Effects of statins on bone mineral density: a meta-analysis of clinical studies

Abstract

Context: Statins inhibit HMG-CoA reductase, preventing synthesis of mevalonate but also of isoprenoids, which affect osteoclast activity. Amino-bisphosphonates share this effect. In vitro and in vivo, statins show convincing anabolic and anti-resorptive bone effects. However, in a clinical meta-analysis (MA), they did not prevent hip fractures.

Objective and design: Our meta-analysis studied the impact of statins on bone mineral density (BMD) at various sites and compared the effects of lipophilic and more hydrophilic statins.

Data sources: Our PubMed and Embase queries using two keywords (statins, BMD) were updated to October 2006.

Data collection: Two readers independently collected BMDs from studies.

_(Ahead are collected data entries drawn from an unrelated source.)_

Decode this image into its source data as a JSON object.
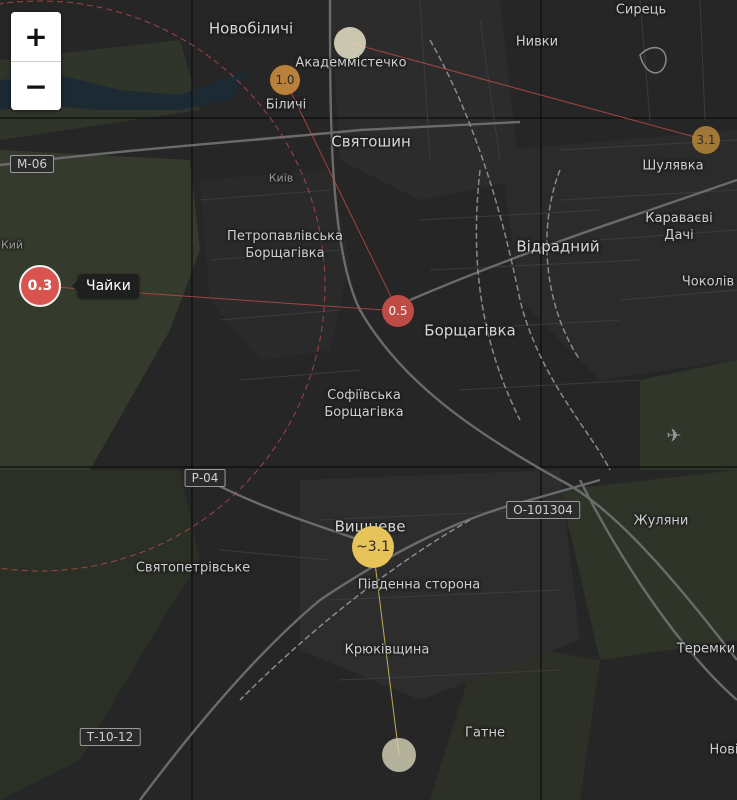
{
  "zoom": {
    "in_label": "+",
    "out_label": "−"
  },
  "places": [
    {
      "id": "novobilychi",
      "text": "Новобіличі",
      "big": true
    },
    {
      "id": "akademmistechko",
      "text": "Академмістечко",
      "big": false
    },
    {
      "id": "bilychi",
      "text": "Біличі",
      "big": false
    },
    {
      "id": "syrets",
      "text": "Сирець",
      "big": false
    },
    {
      "id": "nyvky",
      "text": "Нивки",
      "big": false
    },
    {
      "id": "sviatoshyn",
      "text": "Святошин",
      "big": false
    },
    {
      "id": "shuliavka",
      "text": "Шулявка",
      "big": false
    },
    {
      "id": "karavaievi",
      "text": "Караваєві\nДачі",
      "big": false
    },
    {
      "id": "vidradnyi",
      "text": "Відрадний",
      "big": true
    },
    {
      "id": "chokolivka",
      "text": "Чоколів",
      "big": false
    },
    {
      "id": "petropavlivska",
      "text": "Петропавлівська\nБорщагівка",
      "big": false
    },
    {
      "id": "borshchahivka",
      "text": "Борщагівка",
      "big": false
    },
    {
      "id": "sofiivska",
      "text": "Софіївська\nБорщагівка",
      "big": false
    },
    {
      "id": "kyiv",
      "text": "Київ",
      "big": false
    },
    {
      "id": "vyshneve",
      "text": "Вишневе",
      "big": true
    },
    {
      "id": "pivdenna",
      "text": "Південна сторона",
      "big": false
    },
    {
      "id": "sviatopetrivske",
      "text": "Святопетрівське",
      "big": false
    },
    {
      "id": "zhuliany",
      "text": "Жуляни",
      "big": false
    },
    {
      "id": "kriukivshchyna",
      "text": "Крюківщина",
      "big": false
    },
    {
      "id": "teremky",
      "text": "Теремки",
      "big": false
    },
    {
      "id": "hatne",
      "text": "Гатне",
      "big": false
    },
    {
      "id": "novi",
      "text": "Нові",
      "big": false
    },
    {
      "id": "kyi_left",
      "text": "Кий",
      "big": false
    }
  ],
  "shields": [
    {
      "id": "m06",
      "text": "М-06"
    },
    {
      "id": "r04",
      "text": "Р-04"
    },
    {
      "id": "o101304",
      "text": "О-101304"
    },
    {
      "id": "t1012",
      "text": "Т-10-12"
    }
  ],
  "markers": [
    {
      "id": "m-akadem",
      "label": "",
      "color": "#e8e2c8"
    },
    {
      "id": "m-bilychi",
      "label": "1.0",
      "color": "#c98a3e"
    },
    {
      "id": "m-shuliavka",
      "label": "3.1",
      "color": "#b7863a"
    },
    {
      "id": "m-chaiky",
      "label": "0.3",
      "color": "#d9534f"
    },
    {
      "id": "m-borshch",
      "label": "0.5",
      "color": "#c74e47"
    },
    {
      "id": "m-vyshneve",
      "label": "~3.1",
      "color": "#e6c45a"
    },
    {
      "id": "m-bottom",
      "label": "",
      "color": "#d8d4b8"
    }
  ],
  "tooltip": {
    "text": "Чайки"
  }
}
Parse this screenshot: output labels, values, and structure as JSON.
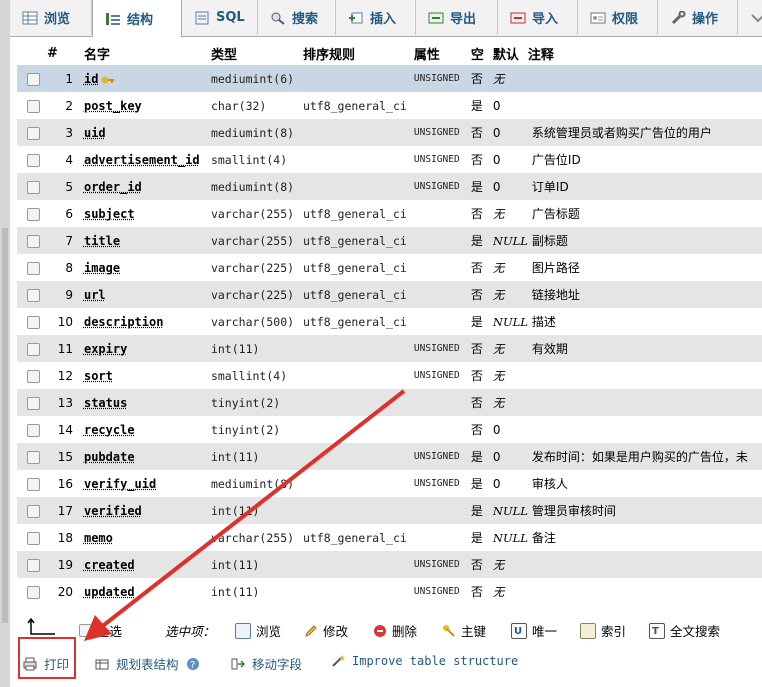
{
  "tabs": [
    {
      "label": "浏览",
      "icon": "browse-icon"
    },
    {
      "label": "结构",
      "icon": "structure-icon",
      "active": true
    },
    {
      "label": "SQL",
      "icon": "sql-icon"
    },
    {
      "label": "搜索",
      "icon": "search-icon"
    },
    {
      "label": "插入",
      "icon": "insert-icon"
    },
    {
      "label": "导出",
      "icon": "export-icon"
    },
    {
      "label": "导入",
      "icon": "import-icon"
    },
    {
      "label": "权限",
      "icon": "privileges-icon"
    },
    {
      "label": "操作",
      "icon": "operations-icon"
    }
  ],
  "table": {
    "headers": {
      "num": "#",
      "name": "名字",
      "type": "类型",
      "collation": "排序规则",
      "attributes": "属性",
      "null": "空",
      "default": "默认",
      "comment": "注释"
    },
    "rows": [
      {
        "num": "1",
        "name": "id",
        "type": "mediumint(6)",
        "collation": "",
        "attributes": "UNSIGNED",
        "null": "否",
        "default": "无",
        "comment": "",
        "primary": true
      },
      {
        "num": "2",
        "name": "post_key",
        "type": "char(32)",
        "collation": "utf8_general_ci",
        "attributes": "",
        "null": "是",
        "default": "0",
        "comment": ""
      },
      {
        "num": "3",
        "name": "uid",
        "type": "mediumint(8)",
        "collation": "",
        "attributes": "UNSIGNED",
        "null": "否",
        "default": "0",
        "comment": "系统管理员或者购买广告位的用户"
      },
      {
        "num": "4",
        "name": "advertisement_id",
        "type": "smallint(4)",
        "collation": "",
        "attributes": "UNSIGNED",
        "null": "否",
        "default": "0",
        "comment": "广告位ID"
      },
      {
        "num": "5",
        "name": "order_id",
        "type": "mediumint(8)",
        "collation": "",
        "attributes": "UNSIGNED",
        "null": "是",
        "default": "0",
        "comment": "订单ID"
      },
      {
        "num": "6",
        "name": "subject",
        "type": "varchar(255)",
        "collation": "utf8_general_ci",
        "attributes": "",
        "null": "否",
        "default": "无",
        "comment": "广告标题"
      },
      {
        "num": "7",
        "name": "title",
        "type": "varchar(255)",
        "collation": "utf8_general_ci",
        "attributes": "",
        "null": "是",
        "default": "NULL",
        "comment": "副标题"
      },
      {
        "num": "8",
        "name": "image",
        "type": "varchar(225)",
        "collation": "utf8_general_ci",
        "attributes": "",
        "null": "否",
        "default": "无",
        "comment": "图片路径"
      },
      {
        "num": "9",
        "name": "url",
        "type": "varchar(225)",
        "collation": "utf8_general_ci",
        "attributes": "",
        "null": "否",
        "default": "无",
        "comment": "链接地址"
      },
      {
        "num": "10",
        "name": "description",
        "type": "varchar(500)",
        "collation": "utf8_general_ci",
        "attributes": "",
        "null": "是",
        "default": "NULL",
        "comment": "描述"
      },
      {
        "num": "11",
        "name": "expiry",
        "type": "int(11)",
        "collation": "",
        "attributes": "UNSIGNED",
        "null": "否",
        "default": "无",
        "comment": "有效期"
      },
      {
        "num": "12",
        "name": "sort",
        "type": "smallint(4)",
        "collation": "",
        "attributes": "UNSIGNED",
        "null": "否",
        "default": "无",
        "comment": ""
      },
      {
        "num": "13",
        "name": "status",
        "type": "tinyint(2)",
        "collation": "",
        "attributes": "",
        "null": "否",
        "default": "无",
        "comment": ""
      },
      {
        "num": "14",
        "name": "recycle",
        "type": "tinyint(2)",
        "collation": "",
        "attributes": "",
        "null": "否",
        "default": "0",
        "comment": ""
      },
      {
        "num": "15",
        "name": "pubdate",
        "type": "int(11)",
        "collation": "",
        "attributes": "UNSIGNED",
        "null": "是",
        "default": "0",
        "comment": "发布时间：如果是用户购买的广告位，未"
      },
      {
        "num": "16",
        "name": "verify_uid",
        "type": "mediumint(8)",
        "collation": "",
        "attributes": "UNSIGNED",
        "null": "是",
        "default": "0",
        "comment": "审核人"
      },
      {
        "num": "17",
        "name": "verified",
        "type": "int(11)",
        "collation": "",
        "attributes": "",
        "null": "是",
        "default": "NULL",
        "comment": "管理员审核时间"
      },
      {
        "num": "18",
        "name": "memo",
        "type": "varchar(255)",
        "collation": "utf8_general_ci",
        "attributes": "",
        "null": "是",
        "default": "NULL",
        "comment": "备注"
      },
      {
        "num": "19",
        "name": "created",
        "type": "int(11)",
        "collation": "",
        "attributes": "UNSIGNED",
        "null": "否",
        "default": "无",
        "comment": ""
      },
      {
        "num": "20",
        "name": "updated",
        "type": "int(11)",
        "collation": "",
        "attributes": "UNSIGNED",
        "null": "否",
        "default": "无",
        "comment": ""
      }
    ]
  },
  "bulk": {
    "check_all": "全选",
    "with_selected": "选中项：",
    "actions": [
      {
        "label": "浏览",
        "icon": "browse-icon"
      },
      {
        "label": "修改",
        "icon": "pencil-icon"
      },
      {
        "label": "删除",
        "icon": "delete-icon"
      },
      {
        "label": "主键",
        "icon": "key-icon"
      },
      {
        "label": "唯一",
        "icon": "unique-icon"
      },
      {
        "label": "索引",
        "icon": "index-icon"
      },
      {
        "label": "全文搜索",
        "icon": "fulltext-icon"
      }
    ]
  },
  "bottom": {
    "print": "打印",
    "propose": "规划表结构",
    "move": "移动字段",
    "improve": "Improve table structure"
  },
  "colors": {
    "highlight": "#c9d6e3",
    "even_row": "#e5e5e5",
    "annotation": "#e0302b",
    "link": "#235a81"
  }
}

Data synthesis: Twenty-one studies, mostly observational (three randomized controlled trials and one pseudo-randomized study), were assessed. Two studies were excluded (no control groups). Three studies could not be analyzed. The sixteen studies analyzed mainly included postmenopausal osteopenic women (2971 patients under statins). Statins significantly increased BMD at total hip (TH) and femoral neck (FN). Effect sizes (ESs) were modest: 0.21 at TH (95% confidence interval [CI]: 0.16-0.25) and 0.20 at FN (CI: 0.08-0.28). Among women, statins acted similarly (ES: 0.20 for TH and 0.18 for FN; CI: 0.14-0.25 and 0.06-0.31 respectively); lipophilic statins (simvastatin, lovastatin) almost entirely caused this effect, at both TH (ES: 0.20; CI: 0.15-0.26) and FN (ES: 0.22; CI: 0.06-0.37).

Conclusion: Our findings of modest but statistically significant beneficial effects of statins on hip BMD should promote large double-blind randomized controlled trials on their bone effects, in view of their major beneficial cardiovascular effects with excellent safety profile.